The SCD centre at Crumlin started through seed capital from the then area health board in the early 2000s. It is now a national centre for the condition in childhood but McMahon says it isn’t designated as such by health authorities and has not got dedicated funding beyond the seed capital.

It has been largely supported by the hospital over the past seven years, and its small core team, with assistance from other departments, delivers a comprehensive care service including blood transfusion and MRI programmes, transcranial doppler studies (measuring blood flow in the brain), and a hydroxyurea (antineoplastic drug) treatment programme, as well as a psychological service which has recently been affected by cutbacks.

McMahon says most clients don’t need to be admitted to hospital due to the standard of care achieved.

A new challenge on the horizon is the need for an adult service. Patients “out ageing” Crumlin have been taken on by St James’s Hospital but a specialised adult SCD programme would be required to deliver an appropriate standard of care and this would mean funding.

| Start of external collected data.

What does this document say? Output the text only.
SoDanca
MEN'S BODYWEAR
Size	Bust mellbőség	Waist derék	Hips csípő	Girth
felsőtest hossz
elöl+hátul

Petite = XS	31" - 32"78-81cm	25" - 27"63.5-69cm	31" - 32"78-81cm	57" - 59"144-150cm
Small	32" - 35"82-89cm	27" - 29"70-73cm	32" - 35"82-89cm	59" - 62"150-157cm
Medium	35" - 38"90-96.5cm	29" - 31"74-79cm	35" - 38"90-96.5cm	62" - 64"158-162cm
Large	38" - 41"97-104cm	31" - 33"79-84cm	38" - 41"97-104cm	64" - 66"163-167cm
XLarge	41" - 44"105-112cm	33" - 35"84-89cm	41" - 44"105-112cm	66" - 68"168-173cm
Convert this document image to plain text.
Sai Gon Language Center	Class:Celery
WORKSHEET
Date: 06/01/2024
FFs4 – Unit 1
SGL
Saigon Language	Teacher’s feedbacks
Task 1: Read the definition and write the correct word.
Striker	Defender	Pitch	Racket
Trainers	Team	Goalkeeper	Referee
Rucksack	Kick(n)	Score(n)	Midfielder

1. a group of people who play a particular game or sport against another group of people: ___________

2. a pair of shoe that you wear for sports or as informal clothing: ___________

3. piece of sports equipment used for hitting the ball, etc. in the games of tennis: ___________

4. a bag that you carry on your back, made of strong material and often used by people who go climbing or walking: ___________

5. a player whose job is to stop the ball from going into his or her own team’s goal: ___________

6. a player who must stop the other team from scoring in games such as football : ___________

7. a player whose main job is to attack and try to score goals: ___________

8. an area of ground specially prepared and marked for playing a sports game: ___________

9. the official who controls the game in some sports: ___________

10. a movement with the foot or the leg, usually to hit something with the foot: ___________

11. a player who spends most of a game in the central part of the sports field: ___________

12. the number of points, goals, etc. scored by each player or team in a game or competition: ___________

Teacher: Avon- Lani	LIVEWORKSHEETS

According to St James’s Hospital, it has entered preliminary discussions with the HSE on this issue.

McMahon is conscious of the economic situation, but hopes the HSE sees the bigger picture. “It would be far, far cheaper to continue our prophylactic programme into adult-land, and fund us to provide our [child] programme properly,” she reasons.

“It means the kids stay out of hospital; they achieve their academic potential; they don’t end up with the damage that sickle can do, and ultimately end up as less of a burden on the State as they would be if they become chronically unwell.”

A tailored national neonatal screening programme is also required to detect all new cases, she says.

Such issues could be furthered by a vocal parental group, but the stigma attached to the condition in African communities – where some believe affected children have been “cursed” – prevents people speaking out.

According to researcher Esther Owuta-Pepple Onolememen, originally from Nigeria and who is undertaking a PhD study at UCD on the cultural and health policy implications of SCD in Ireland, the stigma means families have “a fear of disclosure”.

In 2006, the Department of Health granted €7,550 to Clondalkin Women’s Network (in what was then minister Mary Harney’s constituency) to raise awareness of SCD.

Sakinah Adebola Abdul was involved and remembers parents’ fears as being deep rooted.

But she predicts that her children’s generation will hasten a new openness.

‘Greg and Toyin are pseudonyms

HOW IS SICKLE CELL ANAEMIA CAUSED AND CAN IT BE CURED?

Sickle cell anaemia is inherited in a type of genetic lottery and is not contagious.

It happens when both parents have sickle cell trait – a single sickle cell gene carried by up to one-quarter of people in some parts of Africa. The trait is considered benign and provides some protection against malaria. However, when both parents carry sickle cell trait, each of their children has a one-in-four chance of having sickle cell anaemia, the most common type of sickle cell disease.

There is also a one-in-four chance that the child will not have sickle cell anaemia and a 50:50 chance the child will inherit sickle cell trait (if one parent has sickle cell trait, there is also a 50 per cent chance of the child inheriting the trait).

If one parent has sickle cell trait, and the other parent has another abnormal haemoglobin trait, there is a one-in-four chance with each pregnancy of having a child with some form of sickle cell disease, which affects up to five million people globally.

People of African, Hispanic, Mediterranean and Middle Eastern descent are mostly affected.

Advances in treatment have lengthened lives and people with sickle cell anaemia can live into their 50s and beyond with proper care.

No widely available cure exists although bone marrow transplants are successful for some people.

Most recently, scientific research in the US has identified a means of reactivating oxygen-rich foetal haemoglobin production in adult mice effectively reversing sickle cell disease.